Russian brides st petersburg

Russian brides st petersburg

This article needs additional citations for verification. Yelisaveta or Elizaveta, was the Empress of Russia from 1741 until her russian brides st petersburg. Her domestic policies allowed the nobles to gain dominance in local government while shortening their terms of service to the state.

The portrait of Elizabeth as Venus, painted in the 1710s for the Grand Peterhof Palace. Peter the Great, Tsar of Russia, by his second wife, Catherine I. As a child, Elizabeth was the particular favorite of her father. She resembled him both physically and temperamentally.

She was a bright girl, if not brilliant, but received only a desultory formal education. Even though he adored his daughter, Peter did not devote time or attention to her education. Peter was enamored of western Europe, and much of his fame rests on his efforts to westernize Russia. A corollary to this proclivity was his desire to see his children married into the royal houses of Europe, something which his predecessors had actually avoided. In 1724, Peter betrothed his daughters to two young princes, first cousins to each other, who hailed from the tiny north German principality of Holstein-Gottorp, and whose family was undergoing a period of political and economic stress. Peter II was on the throne.
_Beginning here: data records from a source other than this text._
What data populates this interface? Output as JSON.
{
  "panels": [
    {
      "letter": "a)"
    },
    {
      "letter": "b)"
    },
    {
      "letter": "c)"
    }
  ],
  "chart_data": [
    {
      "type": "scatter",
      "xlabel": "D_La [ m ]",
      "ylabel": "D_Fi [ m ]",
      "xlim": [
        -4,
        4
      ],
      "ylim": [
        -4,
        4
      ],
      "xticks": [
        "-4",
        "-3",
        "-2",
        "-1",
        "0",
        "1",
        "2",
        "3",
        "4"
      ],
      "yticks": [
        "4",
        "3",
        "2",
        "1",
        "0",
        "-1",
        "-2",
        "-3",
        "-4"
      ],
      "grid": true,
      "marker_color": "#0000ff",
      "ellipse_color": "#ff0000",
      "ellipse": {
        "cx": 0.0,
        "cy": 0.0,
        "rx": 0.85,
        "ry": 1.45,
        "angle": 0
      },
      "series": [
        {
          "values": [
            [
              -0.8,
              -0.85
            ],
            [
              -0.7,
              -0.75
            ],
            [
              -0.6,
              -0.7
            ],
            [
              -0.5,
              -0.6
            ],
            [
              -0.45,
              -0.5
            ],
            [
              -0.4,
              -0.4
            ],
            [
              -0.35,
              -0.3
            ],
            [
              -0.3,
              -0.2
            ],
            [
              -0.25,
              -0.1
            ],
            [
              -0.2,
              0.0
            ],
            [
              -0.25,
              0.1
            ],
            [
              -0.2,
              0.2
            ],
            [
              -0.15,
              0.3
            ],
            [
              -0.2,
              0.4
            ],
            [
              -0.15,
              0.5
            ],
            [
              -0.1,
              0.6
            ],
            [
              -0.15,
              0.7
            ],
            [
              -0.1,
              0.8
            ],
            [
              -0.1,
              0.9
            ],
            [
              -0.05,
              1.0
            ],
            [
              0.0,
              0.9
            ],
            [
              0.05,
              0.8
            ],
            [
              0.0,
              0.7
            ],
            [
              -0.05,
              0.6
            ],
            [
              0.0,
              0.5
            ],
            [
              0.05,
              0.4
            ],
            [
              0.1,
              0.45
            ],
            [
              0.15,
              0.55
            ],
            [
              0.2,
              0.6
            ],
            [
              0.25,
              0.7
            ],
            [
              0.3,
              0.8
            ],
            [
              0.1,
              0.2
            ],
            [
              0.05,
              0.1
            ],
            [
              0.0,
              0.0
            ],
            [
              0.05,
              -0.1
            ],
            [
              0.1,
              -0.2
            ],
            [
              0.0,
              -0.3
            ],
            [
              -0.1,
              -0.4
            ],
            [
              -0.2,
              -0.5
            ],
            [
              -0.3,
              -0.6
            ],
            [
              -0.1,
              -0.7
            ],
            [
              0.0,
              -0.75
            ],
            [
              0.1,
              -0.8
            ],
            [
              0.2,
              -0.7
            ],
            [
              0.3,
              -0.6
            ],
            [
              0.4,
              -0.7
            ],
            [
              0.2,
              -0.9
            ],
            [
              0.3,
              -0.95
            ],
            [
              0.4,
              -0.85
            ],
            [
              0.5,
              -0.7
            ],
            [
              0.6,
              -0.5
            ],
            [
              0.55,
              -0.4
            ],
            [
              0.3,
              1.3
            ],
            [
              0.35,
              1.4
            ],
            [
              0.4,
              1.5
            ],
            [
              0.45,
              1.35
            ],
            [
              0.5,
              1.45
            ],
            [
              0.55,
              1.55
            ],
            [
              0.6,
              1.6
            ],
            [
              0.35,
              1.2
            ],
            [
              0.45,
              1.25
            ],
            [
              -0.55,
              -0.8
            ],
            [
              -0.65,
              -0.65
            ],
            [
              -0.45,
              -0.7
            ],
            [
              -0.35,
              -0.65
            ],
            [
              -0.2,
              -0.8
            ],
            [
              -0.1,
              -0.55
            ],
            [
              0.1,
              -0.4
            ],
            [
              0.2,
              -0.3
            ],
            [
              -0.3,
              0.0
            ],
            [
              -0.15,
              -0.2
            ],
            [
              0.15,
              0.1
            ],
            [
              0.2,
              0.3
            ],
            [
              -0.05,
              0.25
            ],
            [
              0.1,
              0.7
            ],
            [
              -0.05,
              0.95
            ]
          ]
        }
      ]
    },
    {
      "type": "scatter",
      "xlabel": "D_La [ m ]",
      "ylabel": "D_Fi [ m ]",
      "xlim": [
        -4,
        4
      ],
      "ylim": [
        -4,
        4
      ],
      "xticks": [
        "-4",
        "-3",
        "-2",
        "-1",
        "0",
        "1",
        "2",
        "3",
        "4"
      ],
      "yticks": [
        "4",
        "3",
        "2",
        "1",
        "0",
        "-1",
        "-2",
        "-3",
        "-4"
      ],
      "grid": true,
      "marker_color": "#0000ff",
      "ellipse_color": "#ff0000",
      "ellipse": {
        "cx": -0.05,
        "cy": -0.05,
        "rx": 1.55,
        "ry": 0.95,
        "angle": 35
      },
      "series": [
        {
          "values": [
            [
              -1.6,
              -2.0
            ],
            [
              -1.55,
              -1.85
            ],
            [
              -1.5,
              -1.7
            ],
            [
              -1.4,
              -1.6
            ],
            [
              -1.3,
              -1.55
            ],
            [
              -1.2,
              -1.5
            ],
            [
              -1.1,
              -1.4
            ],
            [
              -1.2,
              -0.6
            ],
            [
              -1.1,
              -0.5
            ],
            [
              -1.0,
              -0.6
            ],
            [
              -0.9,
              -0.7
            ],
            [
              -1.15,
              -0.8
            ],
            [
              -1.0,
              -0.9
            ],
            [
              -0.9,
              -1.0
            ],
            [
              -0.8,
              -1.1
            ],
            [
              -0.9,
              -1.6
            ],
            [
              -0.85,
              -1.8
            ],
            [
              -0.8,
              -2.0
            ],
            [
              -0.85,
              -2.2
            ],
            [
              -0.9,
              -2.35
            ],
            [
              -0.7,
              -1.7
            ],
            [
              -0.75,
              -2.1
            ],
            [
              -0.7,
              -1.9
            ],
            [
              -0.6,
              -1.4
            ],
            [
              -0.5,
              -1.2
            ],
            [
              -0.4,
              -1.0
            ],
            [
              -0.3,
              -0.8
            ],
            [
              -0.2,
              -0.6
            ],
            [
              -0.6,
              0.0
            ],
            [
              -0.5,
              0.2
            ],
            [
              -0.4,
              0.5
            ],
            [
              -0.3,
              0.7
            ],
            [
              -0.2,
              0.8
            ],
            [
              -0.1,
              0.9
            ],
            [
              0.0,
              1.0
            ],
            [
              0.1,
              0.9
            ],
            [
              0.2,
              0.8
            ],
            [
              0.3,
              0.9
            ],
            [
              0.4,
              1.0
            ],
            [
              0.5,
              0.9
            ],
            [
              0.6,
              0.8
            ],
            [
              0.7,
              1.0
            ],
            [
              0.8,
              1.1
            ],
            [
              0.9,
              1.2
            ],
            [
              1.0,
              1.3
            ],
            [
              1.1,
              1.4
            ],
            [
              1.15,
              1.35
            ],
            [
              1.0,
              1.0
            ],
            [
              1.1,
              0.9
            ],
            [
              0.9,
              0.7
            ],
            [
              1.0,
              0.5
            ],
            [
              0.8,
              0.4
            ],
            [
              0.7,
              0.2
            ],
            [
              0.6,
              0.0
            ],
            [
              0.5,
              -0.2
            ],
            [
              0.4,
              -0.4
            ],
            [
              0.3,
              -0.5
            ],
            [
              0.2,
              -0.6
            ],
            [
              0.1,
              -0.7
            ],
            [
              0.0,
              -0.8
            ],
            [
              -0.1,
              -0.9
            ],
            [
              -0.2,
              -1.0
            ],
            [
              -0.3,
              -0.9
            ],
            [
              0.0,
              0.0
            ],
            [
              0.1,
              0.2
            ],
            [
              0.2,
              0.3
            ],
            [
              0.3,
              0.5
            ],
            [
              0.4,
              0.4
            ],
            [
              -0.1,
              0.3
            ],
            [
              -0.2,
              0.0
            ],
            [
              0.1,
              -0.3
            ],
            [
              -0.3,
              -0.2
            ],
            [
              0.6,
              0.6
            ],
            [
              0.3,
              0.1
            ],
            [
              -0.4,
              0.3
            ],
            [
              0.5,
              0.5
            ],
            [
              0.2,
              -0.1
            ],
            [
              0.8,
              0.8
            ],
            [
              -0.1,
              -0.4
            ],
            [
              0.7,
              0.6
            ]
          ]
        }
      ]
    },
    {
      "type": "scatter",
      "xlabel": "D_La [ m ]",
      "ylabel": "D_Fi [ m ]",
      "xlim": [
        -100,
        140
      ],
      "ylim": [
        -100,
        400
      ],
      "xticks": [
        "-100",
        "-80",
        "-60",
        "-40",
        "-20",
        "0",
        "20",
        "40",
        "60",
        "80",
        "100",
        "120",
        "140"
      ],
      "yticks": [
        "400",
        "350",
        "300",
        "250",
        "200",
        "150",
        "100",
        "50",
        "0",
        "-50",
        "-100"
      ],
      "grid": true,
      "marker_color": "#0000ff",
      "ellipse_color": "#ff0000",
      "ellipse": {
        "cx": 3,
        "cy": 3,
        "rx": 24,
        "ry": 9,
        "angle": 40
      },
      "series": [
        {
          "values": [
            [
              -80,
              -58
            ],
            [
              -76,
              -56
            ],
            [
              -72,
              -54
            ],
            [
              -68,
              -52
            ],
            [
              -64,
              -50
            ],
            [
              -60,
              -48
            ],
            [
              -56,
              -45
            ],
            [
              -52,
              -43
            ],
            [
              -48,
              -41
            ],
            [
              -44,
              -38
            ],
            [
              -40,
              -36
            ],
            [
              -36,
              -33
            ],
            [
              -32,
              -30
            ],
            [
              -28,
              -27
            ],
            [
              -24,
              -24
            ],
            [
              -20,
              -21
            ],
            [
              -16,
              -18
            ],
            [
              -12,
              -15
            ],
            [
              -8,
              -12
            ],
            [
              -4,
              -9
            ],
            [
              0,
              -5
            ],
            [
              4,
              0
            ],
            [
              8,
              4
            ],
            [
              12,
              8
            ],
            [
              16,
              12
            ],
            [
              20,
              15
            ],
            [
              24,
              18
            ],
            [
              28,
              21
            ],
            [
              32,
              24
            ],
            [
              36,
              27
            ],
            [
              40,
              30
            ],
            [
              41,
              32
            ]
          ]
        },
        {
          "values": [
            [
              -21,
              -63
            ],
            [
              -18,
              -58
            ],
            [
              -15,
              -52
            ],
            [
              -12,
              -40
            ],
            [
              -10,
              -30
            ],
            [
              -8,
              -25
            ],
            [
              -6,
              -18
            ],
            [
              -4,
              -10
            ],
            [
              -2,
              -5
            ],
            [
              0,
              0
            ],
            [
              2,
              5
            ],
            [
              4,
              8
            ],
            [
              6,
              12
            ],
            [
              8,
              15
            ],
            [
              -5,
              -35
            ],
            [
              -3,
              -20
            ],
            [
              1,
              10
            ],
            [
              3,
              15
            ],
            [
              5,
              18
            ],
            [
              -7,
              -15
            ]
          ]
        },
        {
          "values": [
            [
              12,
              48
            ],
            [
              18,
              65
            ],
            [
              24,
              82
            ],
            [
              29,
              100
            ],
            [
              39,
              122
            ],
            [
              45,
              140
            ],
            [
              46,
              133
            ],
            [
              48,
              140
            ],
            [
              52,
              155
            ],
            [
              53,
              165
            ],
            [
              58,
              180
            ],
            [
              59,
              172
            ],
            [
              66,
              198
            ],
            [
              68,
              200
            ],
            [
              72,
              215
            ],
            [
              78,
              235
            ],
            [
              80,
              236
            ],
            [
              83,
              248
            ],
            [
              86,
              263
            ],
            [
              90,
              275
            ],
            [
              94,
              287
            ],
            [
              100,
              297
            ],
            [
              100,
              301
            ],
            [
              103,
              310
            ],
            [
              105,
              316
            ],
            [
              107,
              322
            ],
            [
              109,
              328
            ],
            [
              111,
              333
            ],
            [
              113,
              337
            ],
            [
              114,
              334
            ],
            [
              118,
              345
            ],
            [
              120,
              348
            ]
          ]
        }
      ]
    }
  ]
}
Her marriage prospects immediately dried up. Elizabeth’s response to the lack of marriage prospects was to take Alexis Shubin, a handsome sergeant in the Semyonovsky Guards regiment, as her lover. Elizabeth was gathering support in the background. After the death of Empress Anna, the regency of Anna Leopoldovna for the infant Ivan VI was marked by high taxes and economic problems. Elizabeth often visited the elite Guards regiments, marking special events with the officers, and acting as godmother to their children. The guards repaid her kindness when, on the night of 25 November 1741, Elizabeth seized power with the help of the Preobrazhensky Regiment.

A conspiracy in the early days of her rule threatened her source of power. When Count Ivan Lopukhin complained of Empress Elizabeth in a tavern, he was overheard and tortured for information. He implicated his mother, Countess Natalia Lopukhina, as well as himself and others, in a plot to reinstate Ivan VI as tsar. They were all sentenced to death, but Elizabeth pardoned a few of the women. At her coronation, Elizabeth crowned herself, which would become standard for all emperors of Russia until 1896.

Although at first she had thought to allow the young tsar and his mother to leave Russia, she imprisoned them later in a Baltic fortress, clearly having changed her mind. She worried that they would stir up trouble for her in other parts of Europe, and she had no wish to risk that. At the age of thirty-three, with relatively little political experience, Elizabeth found herself at the head of a great empire at one of the most critical periods of its existence. Her proclamation as Empress Elizabeth I explained that the preceding reigns had led Russia to ruin: “The Russian people have been groaning under the enemies of the Christian faith, but she has delivered them from the degrading foreign oppression. Russia had been under the domination of German advisers, and Elizabeth exiled the most unpopular of them, including Heinrich Ostermann, Burkhard von Munnich and Carl Gustav Lowenwolde. Her usually keen judgment and her diplomatic tact again and again recalled Peter the Great.

The substantial changes made by Elizabeth’s father, Peter the Great, had not exercised a really formative influence on the intellectual attitudes of the ruling classes as a whole. Elizabeth made considerable impact and laid the groundwork for its completion by her eventual successor, Catherine II. Her first task after this was to address the war with Sweden. This triumphant result can be credited to the diplomatic ability of the new vice chancellor, Aleksey Bestuzhev-Ryumin. His policies would have been impossible without her support. Elizabeth had wisely placed Bestuzhev at the head of foreign affairs immediately after her accession.

Ultimately, the minister’s strong support from Elizabeth prevailed. However, on 14 February 1758, Bestuzhev was removed from office. The future Catherine II recorded, “He was relieved of all his decorations and rank, without a soul being able to reveal for what crimes or transgressions the first gentleman of the Empire was so despoiled, and sent back to his house as a prisoner. No specific crime was ever pinned on Bestuzhev. The great event of Elizabeth’s later years was the Seven Years’ War. Saint Petersburg did not interfere with the progress of the war. From the end of 1759 to the end of 1761, the firmness of the Russian Empress was the one constraining political force that held together the heterogeneous, incessantly jarring elements of the anti-Prussian combination.

From the Russian point of view, her greatness as a stateswoman consists in her steady appreciation of Russian interests, and her determination to promote them at all hazards. Frederick himself was quite aware of his danger. I’m at the end of my resources,” he wrote at the beginning of 1760. The continuance of this war means for me utter ruin.